NAMED EXECUTIVE OFFICER COMPENSATION
Chief Executive Officer and Employee-Chairman
Target amounts of total compensation for the Chief Executive Officer of the Company and the Company’s employee-Chairman are as follows:
                                 
            Annual   Long-Term    
            Bonus   Bonus   Total
            Opportunity   Opportunity at   Compensation at
Name and Title   Salary   at Target   Target   Target
Paul Varga
  $ 975,000     $ 1,100,000     $ 1,700,000     $ 3,775,000  
CEO
                               
 
                               
Owsley Brown II
  $ 960,000     $ 1,065,000     $ 450,000     $ 2,475,000  
Chairman
                               
For Mr. Varga, the Long-Term Bonus Opportunity at Target takes the form of a performance-based restricted share opportunity and a long-term cash bonus based on Company performance for the performance period comprising fiscal 2007 through fiscal 2009 inclusive.
For Mr. Brown, the Long-Term Bonus Opportunity at Target takes the form of a long-term cash bonus based on Company performance for the performance period comprising fiscal 2007 through fiscal 2009 inclusive.

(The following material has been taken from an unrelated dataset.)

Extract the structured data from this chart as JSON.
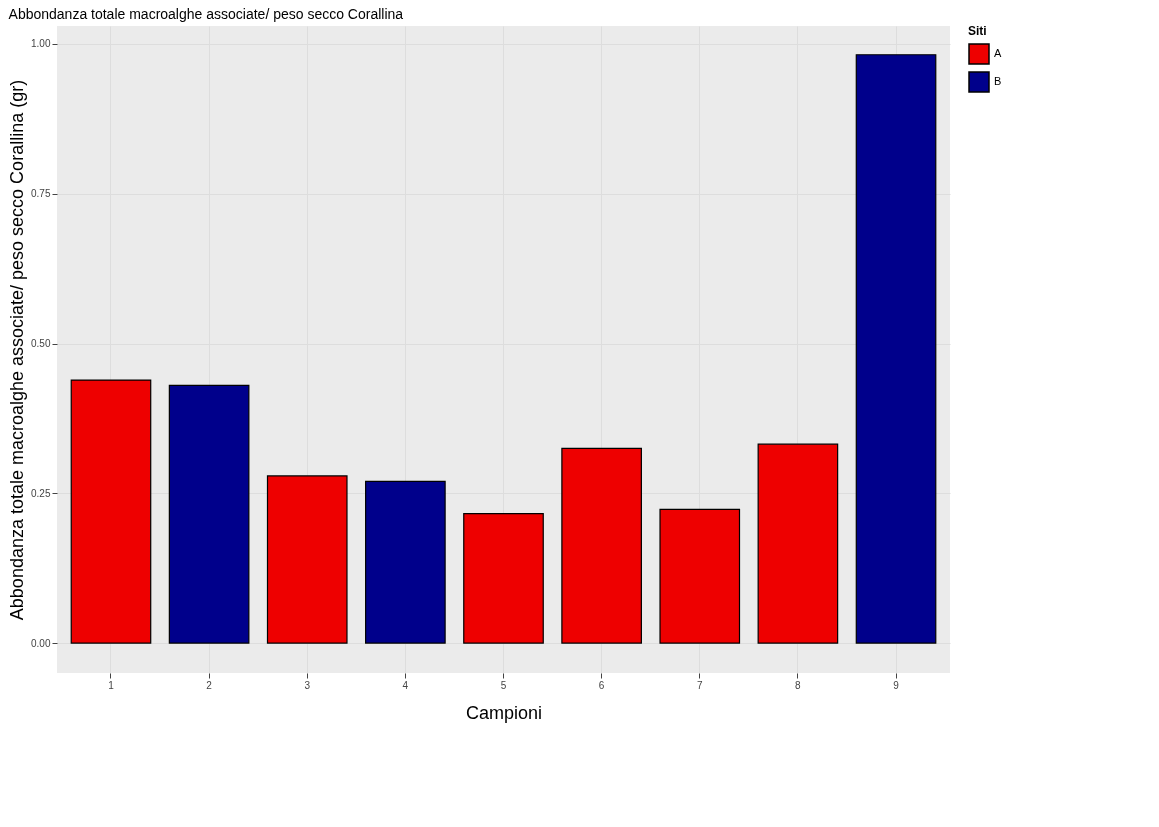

Three Remaining Named Executive Officers
The annualized salaries of the three remaining named executive officers effective July 1, 2006 are as follows:
         
Phoebe A. Wood
  $ 592,968  
James L. Bareuther
  $ 529,166  
Michael B. Crutcher
  $ 489,582  
Target bonus opportunity for the three remaining named executive officers are as follows:
  Annual Bonus Opportunity at Target was set at $250,000 for target performance for each of these three executive officers.
 
  Long-Term Bonus Opportunity at Target was set within a range of $500,000 to $611,520 for each of these three executive officers, and awarded in a combination of stock-settled stock appreciation rights, performance-based restricted stock opportunity, and cash long-term bonus for the performance period fiscal 2007 through fiscal 2009.

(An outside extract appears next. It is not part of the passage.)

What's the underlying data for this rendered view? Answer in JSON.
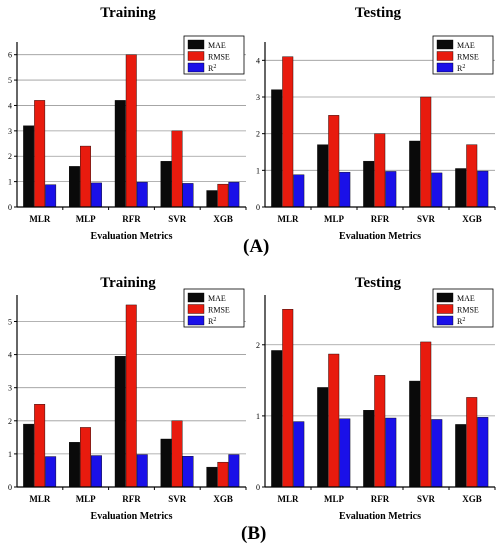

Bonus Element Descriptions
Under all cash bonus programs, the plan requires the Company to achieve certain levels of operating income before any bonus can be paid. Target bonus is paid for targeted levels of operating income attained, greater-than-target bonus is paid for higher levels of operating income attained and lower-than-

 


 

target bonus is paid for lower levels of operating income attained. Short-term bonus is capped at 200% of target bonus; Long-term bonus is uncapped. Stock-settled stock appreciation rights have a grant price equal to the closing market value of Brown-Forman Class B stock on the grant date of July 27, 2006, have a term of ten fiscal years, and cannot be exercised in the first three fiscal years. Restricted stock opportunity, designated in cash, is adjusted based on fiscal 2007 performance against operating income goals and converted to restricted Class A Common shares at the end of fiscal 2007, with restrictions on shares remaining in place through April 30, 2011.